Spiderˋs Web behandelt recht ausführlich die folgenden Themen:

Min. 02:30: Nach dem Ende des britischen Empires als politische Institution geht die City of London auf die Suche nach einer neuen Aufgabe.

Min 10:00: Eine kurze Geschichte der CoL

Min 16:30: Die kaum regulierte City of London bietet Kapitalbesitzern auf der ganzen Welt einerseits die Möglichkeit Steuergesetze und Finanzmarktregulierungen zu umgehen und ermöglicht es zweitens, Eigentümerschaft zu verschleiern und Auskunftspflichten zu ignorieren.
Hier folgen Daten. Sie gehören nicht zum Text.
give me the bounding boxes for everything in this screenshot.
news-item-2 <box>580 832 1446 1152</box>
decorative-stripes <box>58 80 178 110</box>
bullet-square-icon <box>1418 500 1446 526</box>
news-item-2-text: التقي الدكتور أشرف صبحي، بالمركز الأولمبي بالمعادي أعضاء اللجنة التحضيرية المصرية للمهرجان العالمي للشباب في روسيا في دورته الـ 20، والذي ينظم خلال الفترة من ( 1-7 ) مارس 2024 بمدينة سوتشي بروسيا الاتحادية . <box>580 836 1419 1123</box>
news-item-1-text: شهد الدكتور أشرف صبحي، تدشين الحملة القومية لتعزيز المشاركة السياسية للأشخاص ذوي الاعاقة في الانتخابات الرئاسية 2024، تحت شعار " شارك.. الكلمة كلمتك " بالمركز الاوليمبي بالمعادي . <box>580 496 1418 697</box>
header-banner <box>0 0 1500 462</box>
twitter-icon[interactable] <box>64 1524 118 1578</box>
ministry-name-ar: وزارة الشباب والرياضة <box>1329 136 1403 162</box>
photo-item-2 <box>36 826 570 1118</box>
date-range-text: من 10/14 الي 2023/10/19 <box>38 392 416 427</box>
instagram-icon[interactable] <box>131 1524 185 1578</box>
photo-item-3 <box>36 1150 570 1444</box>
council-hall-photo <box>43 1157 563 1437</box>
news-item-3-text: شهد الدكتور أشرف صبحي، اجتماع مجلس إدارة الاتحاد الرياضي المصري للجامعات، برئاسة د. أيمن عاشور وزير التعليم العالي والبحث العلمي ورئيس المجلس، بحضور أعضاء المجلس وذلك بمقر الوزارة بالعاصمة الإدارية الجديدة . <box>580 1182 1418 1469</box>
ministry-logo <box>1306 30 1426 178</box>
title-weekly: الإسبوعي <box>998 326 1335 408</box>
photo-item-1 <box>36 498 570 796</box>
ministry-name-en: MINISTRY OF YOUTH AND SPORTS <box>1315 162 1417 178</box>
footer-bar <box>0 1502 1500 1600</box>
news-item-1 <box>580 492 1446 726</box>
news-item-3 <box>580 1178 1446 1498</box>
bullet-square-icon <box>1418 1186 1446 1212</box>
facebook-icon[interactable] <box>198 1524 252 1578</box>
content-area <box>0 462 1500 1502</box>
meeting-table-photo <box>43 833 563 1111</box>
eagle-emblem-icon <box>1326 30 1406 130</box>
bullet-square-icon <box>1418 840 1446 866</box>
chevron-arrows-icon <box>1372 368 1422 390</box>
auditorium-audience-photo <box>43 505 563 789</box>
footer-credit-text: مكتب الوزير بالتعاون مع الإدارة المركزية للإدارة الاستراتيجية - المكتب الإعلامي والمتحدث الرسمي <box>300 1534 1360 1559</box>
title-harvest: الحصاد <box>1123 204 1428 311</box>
Trusts und Briefkastenfirmen entstehen meist auf kleinen Inseln, die aus dem „Nachlass des Empires“ übrig geblieben sind.

Min 20:00: Die Beziehungen zwischen dem Vereinigten Königreich und den angeblich politisch unabhängigen Crown Dependencies.

Min 35:00: Die globalen Auswirkungen dieses Systems der Kapitalflucht, die zur Verarmung der Entwicklungs- und zur Deindustrialiserung der angelsächsischen Länder geführt hat.

Min 54:00: Der Einfluss, den führende Finanzdienstleistungsunternehmen auf Politik, Steuerbehörden, staatliche Bürokratie und Justiz nehmen.

Wichtige Mitarbeiter dieser Unternehmen wechseln im Laufe ihrer Karrieren zwischen staatlichen Institutionen und der Privatwirtschaft hin und her und haben dadurch einen zweifelhaften Einfluss auf Gesetzgebung und Gesetzimplementierung erlangt, einen Einfluss, der in der öffentlichen Diskussion kaum thematisiert wird.

Am Ende der Transkription gibt es drei von mir angehängte Fußnoten – die erste zur Bank für Credit und Commerce International (BCCI), die zweite zur großen Bedeutung, die die City of London für britische Politiker hat und drittens eine genaue Darstellung der Laufbahn von zwei der einflussreichsten Beamten des Vereinigten Königreichs, die diese Überschneidung von Privatunternehmung und Gemeinwohl illustriert.

Am Schluss befinden sich kurze Biographien der Kontributoren zum Film.